Черви! И я не знаю...

– Я закончила.

Она перекусила зубами нить и перевязала концы. Три стежка и щель рваной раны, из которой тонким ручейком еще лилась кровь. – Должно сработать. А если нитка прирастет, и если доживет он до того – так, когда снимать станут, я уже буду далеко...

Потом в ход пошли гордеевский платок и лоскут от балахона. Она огляделась. Трофейный лук пропал, и не было времени искать его по кустам. Без лука раскиданные в траве стрелы становились бесполезны. Октис помогла Гордею подняться и отдала в руки копье для опоры. Но когда стало понятно, что так книжник будет двигаться слишком медленно, она все же подставила и свое плечо.

Вместе они добрались назад к каменной лестнице, и Гордей остался сидеть на камне среди убитых цахари.

– А книги? – Забеспокоился он, когда Октис вернулась со своей поклажей.

– Взяла. Положила к себе.

– Покажи. – Неуверенно потребовал он.

– Зачем?

– Просто хочу быть уверенным. Я сведу себя с ума, думая об этом. Я знаю, что так будет. Октис, это все, что у меня осталось. Это то, из-за чего я еще жив.

– Хмм? Мне показалось, ты все еще жив только из-за меня. Хочешь, я выну их, и они понесут тебя дальше?!

– Я только хотел сказать, что ты мне об этом говорила. – Гордей осекся. – Извини. Ты права. Если ты сказала – значит, я тебе верю.

– Так-то лучше. – Пробурчала она и прошлась взглядом по убитым цахари.

Ты сама ели стоишь на ногах, собралась тащить книжника, все вещи и еще думаешь о луке и стрелах? Тягловая корова! – Заявил голос.

Я повешу их на Гордея. – Попыталась возразить она.

Твой груз уже перевесил все шансы спастись и сделал любое оружие бессмысленным.

Он снова был прав.

Древко копья заскрипело по каменному песку под ногами.

***

Каменная порода миновала, когда они прошли порог ущелья. Вскоре показалась привычная людям почва – совсем обычный лес, хотя бы в своем основании. Новые надежды посетили каждого из путников. Хотя книжнику мешала острая повторяющаяся боль. Она незамедлительно приходила после каждого соприкосновения с опорой. И нарастала шаг за шагом. Гордей боялся сказать Октис, но, чем дальше, тем больше он убеждал себя, что не дотянет до конца леса. Импровизированная повязка медленно пропитывалась кровью. Один раз Октис осторожно сняла ее и промыла рану остатком речной воды. Швы держались и к общему удивлению не порвали кожу, не сместились. Больше она ничего не могла сделать. Наверное, сыграло бы ее миррорское масло, но взвесь краски, разбавленной в нем, стала бы для раны сравни грязи. Окровавленные тряпки вернулись на место.

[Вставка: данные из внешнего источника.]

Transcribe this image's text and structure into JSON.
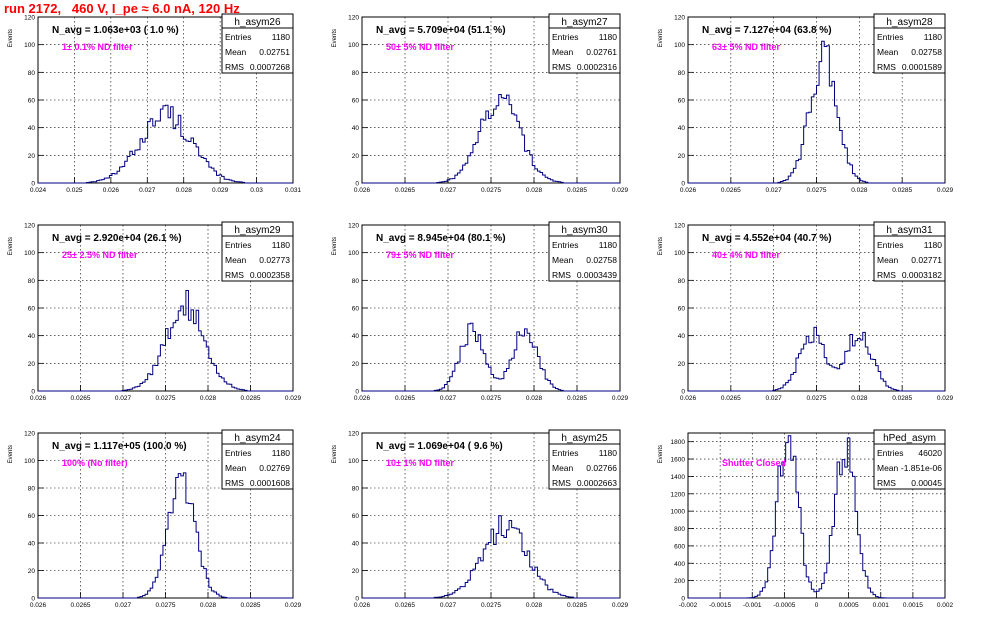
{
  "page": {
    "title": "run 2172,   460 V, I_pe ≈ 6.0 nA, 120 Hz"
  },
  "stats_labels": {
    "entries": "Entries",
    "mean": "Mean",
    "rms": "RMS"
  },
  "colors": {
    "histogram": "#000080",
    "annotation": "#ff00ff",
    "title": "#ff0000",
    "grid": "#000000"
  },
  "chart_data": [
    {
      "type": "histogram",
      "name": "h_asym26",
      "navg": "N_avg = 1.063e+03 ( 1.0 %)",
      "filter": "1± 0.1% ND filter",
      "entries": "1180",
      "mean": "0.02751",
      "rms": "0.0007268",
      "ylabel": "Events",
      "xlabel": "",
      "xlim": [
        0.024,
        0.031
      ],
      "ylim": [
        0,
        120
      ],
      "xticks": [
        "0.024",
        "0.025",
        "0.026",
        "0.027",
        "0.028",
        "0.029",
        "0.03",
        "0.031"
      ],
      "yticks": [
        "0",
        "20",
        "40",
        "60",
        "80",
        "100",
        "120"
      ],
      "peaks": [
        {
          "mu": 0.02751,
          "sigma": 0.0007,
          "h": 50
        }
      ],
      "grid": true
    },
    {
      "type": "histogram",
      "name": "h_asym27",
      "navg": "N_avg = 5.709e+04 (51.1 %)",
      "filter": "50± 5% ND filter",
      "entries": "1180",
      "mean": "0.02761",
      "rms": "0.0002316",
      "ylabel": "Events",
      "xlabel": "",
      "xlim": [
        0.026,
        0.029
      ],
      "ylim": [
        0,
        120
      ],
      "xticks": [
        "0.026",
        "0.0265",
        "0.027",
        "0.0275",
        "0.028",
        "0.0285",
        "0.029"
      ],
      "yticks": [
        "0",
        "20",
        "40",
        "60",
        "80",
        "100",
        "120"
      ],
      "peaks": [
        {
          "mu": 0.02761,
          "sigma": 0.00023,
          "h": 62
        }
      ],
      "grid": true
    },
    {
      "type": "histogram",
      "name": "h_asym28",
      "navg": "N_avg = 7.127e+04 (63.8 %)",
      "filter": "63± 5% ND filter",
      "entries": "1180",
      "mean": "0.02758",
      "rms": "0.0001589",
      "ylabel": "Events",
      "xlabel": "",
      "xlim": [
        0.026,
        0.029
      ],
      "ylim": [
        0,
        120
      ],
      "xticks": [
        "0.026",
        "0.0265",
        "0.027",
        "0.0275",
        "0.028",
        "0.0285",
        "0.029"
      ],
      "yticks": [
        "0",
        "20",
        "40",
        "60",
        "80",
        "100",
        "120"
      ],
      "peaks": [
        {
          "mu": 0.02758,
          "sigma": 0.00016,
          "h": 90
        }
      ],
      "grid": true
    },
    {
      "type": "histogram",
      "name": "h_asym29",
      "navg": "N_avg = 2.920e+04 (26.1 %)",
      "filter": "25± 2.5% ND filter",
      "entries": "1180",
      "mean": "0.02773",
      "rms": "0.0002358",
      "ylabel": "Events",
      "xlabel": "",
      "xlim": [
        0.026,
        0.029
      ],
      "ylim": [
        0,
        120
      ],
      "xticks": [
        "0.026",
        "0.0265",
        "0.027",
        "0.0275",
        "0.028",
        "0.0285",
        "0.029"
      ],
      "yticks": [
        "0",
        "20",
        "40",
        "60",
        "80",
        "100",
        "120"
      ],
      "peaks": [
        {
          "mu": 0.02773,
          "sigma": 0.00023,
          "h": 62
        }
      ],
      "grid": true
    },
    {
      "type": "histogram",
      "name": "h_asym30",
      "navg": "N_avg = 8.945e+04 (80.1 %)",
      "filter": "79± 5% ND filter",
      "entries": "1180",
      "mean": "0.02758",
      "rms": "0.0003439",
      "ylabel": "Events",
      "xlabel": "",
      "xlim": [
        0.026,
        0.029
      ],
      "ylim": [
        0,
        120
      ],
      "xticks": [
        "0.026",
        "0.0265",
        "0.027",
        "0.0275",
        "0.028",
        "0.0285",
        "0.029"
      ],
      "yticks": [
        "0",
        "20",
        "40",
        "60",
        "80",
        "100",
        "120"
      ],
      "peaks": [
        {
          "mu": 0.02728,
          "sigma": 0.00014,
          "h": 44
        },
        {
          "mu": 0.0279,
          "sigma": 0.00014,
          "h": 46
        }
      ],
      "grid": true
    },
    {
      "type": "histogram",
      "name": "h_asym31",
      "navg": "N_avg = 4.552e+04 (40.7 %)",
      "filter": "40± 4% ND filter",
      "entries": "1180",
      "mean": "0.02771",
      "rms": "0.0003182",
      "ylabel": "Events",
      "xlabel": "",
      "xlim": [
        0.026,
        0.029
      ],
      "ylim": [
        0,
        120
      ],
      "xticks": [
        "0.026",
        "0.0265",
        "0.027",
        "0.0275",
        "0.028",
        "0.0285",
        "0.029"
      ],
      "yticks": [
        "0",
        "20",
        "40",
        "60",
        "80",
        "100",
        "120"
      ],
      "peaks": [
        {
          "mu": 0.02745,
          "sigma": 0.00015,
          "h": 40
        },
        {
          "mu": 0.028,
          "sigma": 0.00015,
          "h": 42
        }
      ],
      "grid": true
    },
    {
      "type": "histogram",
      "name": "h_asym24",
      "navg": "N_avg = 1.117e+05 (100.0 %)",
      "filter": "100% (No filter)",
      "entries": "1180",
      "mean": "0.02769",
      "rms": "0.0001608",
      "ylabel": "Events",
      "xlabel": "",
      "xlim": [
        0.026,
        0.029
      ],
      "ylim": [
        0,
        120
      ],
      "xticks": [
        "0.026",
        "0.0265",
        "0.027",
        "0.0275",
        "0.028",
        "0.0285",
        "0.029"
      ],
      "yticks": [
        "0",
        "20",
        "40",
        "60",
        "80",
        "100",
        "120"
      ],
      "peaks": [
        {
          "mu": 0.02769,
          "sigma": 0.00016,
          "h": 82
        }
      ],
      "grid": true
    },
    {
      "type": "histogram",
      "name": "h_asym25",
      "navg": "N_avg = 1.069e+04 ( 9.6 %)",
      "filter": "10± 1% ND filter",
      "entries": "1180",
      "mean": "0.02766",
      "rms": "0.0002663",
      "ylabel": "Events",
      "xlabel": "",
      "xlim": [
        0.026,
        0.029
      ],
      "ylim": [
        0,
        120
      ],
      "xticks": [
        "0.026",
        "0.0265",
        "0.027",
        "0.0275",
        "0.028",
        "0.0285",
        "0.029"
      ],
      "yticks": [
        "0",
        "20",
        "40",
        "60",
        "80",
        "100",
        "120"
      ],
      "peaks": [
        {
          "mu": 0.02766,
          "sigma": 0.00026,
          "h": 52
        }
      ],
      "grid": true
    },
    {
      "type": "histogram",
      "name": "hPed_asym",
      "navg": "",
      "filter": "Shutter Closed",
      "entries": "46020",
      "mean": "-1.851e-06",
      "rms": "0.00045",
      "ylabel": "Events",
      "xlabel": "",
      "xlim": [
        -0.002,
        0.002
      ],
      "ylim": [
        0,
        1900
      ],
      "xticks": [
        "-0.002",
        "-0.0015",
        "-0.001",
        "-0.0005",
        "0",
        "0.0005",
        "0.001",
        "0.0015",
        "0.002"
      ],
      "yticks": [
        "0",
        "200",
        "400",
        "600",
        "800",
        "1000",
        "1200",
        "1400",
        "1600",
        "1800"
      ],
      "peaks": [
        {
          "mu": -0.00045,
          "sigma": 0.00016,
          "h": 1800
        },
        {
          "mu": 0.00045,
          "sigma": 0.00016,
          "h": 1800
        }
      ],
      "grid": true
    }
  ]
}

Они брели дальше, пока в какой-то момент без предупреждения ведущая не остановилась сама. После небольшой паузы она сбросила с плеч весь груз, включая руку Гордея. Без отобранного копья спутник опал, оперевшись на ближайший толстый корень.

– Снова передышка? – С надеждой спросил Гордей. Совсем неуловимой, ведь он уже знал, что не в характере Змеи так церемониться с болью – ни со своей, ни с чужой.

– Боюсь, что последняя. – Она чуть помедлила, неуверенно сжимая в руках копье. – Долго слишком. Замешкались. Я знала…

Гордей вытянул шею и взглянул вперед.

Цахари появлялись медленно – один за другим они выходили на край небольшой проплешины впереди. Сердце книгаря затаилось где-то очень глубоко, и его редкие удары стали невыносимо низкими, тяжелыми и гулкими. Они быстро сотрясли и тело, и душу.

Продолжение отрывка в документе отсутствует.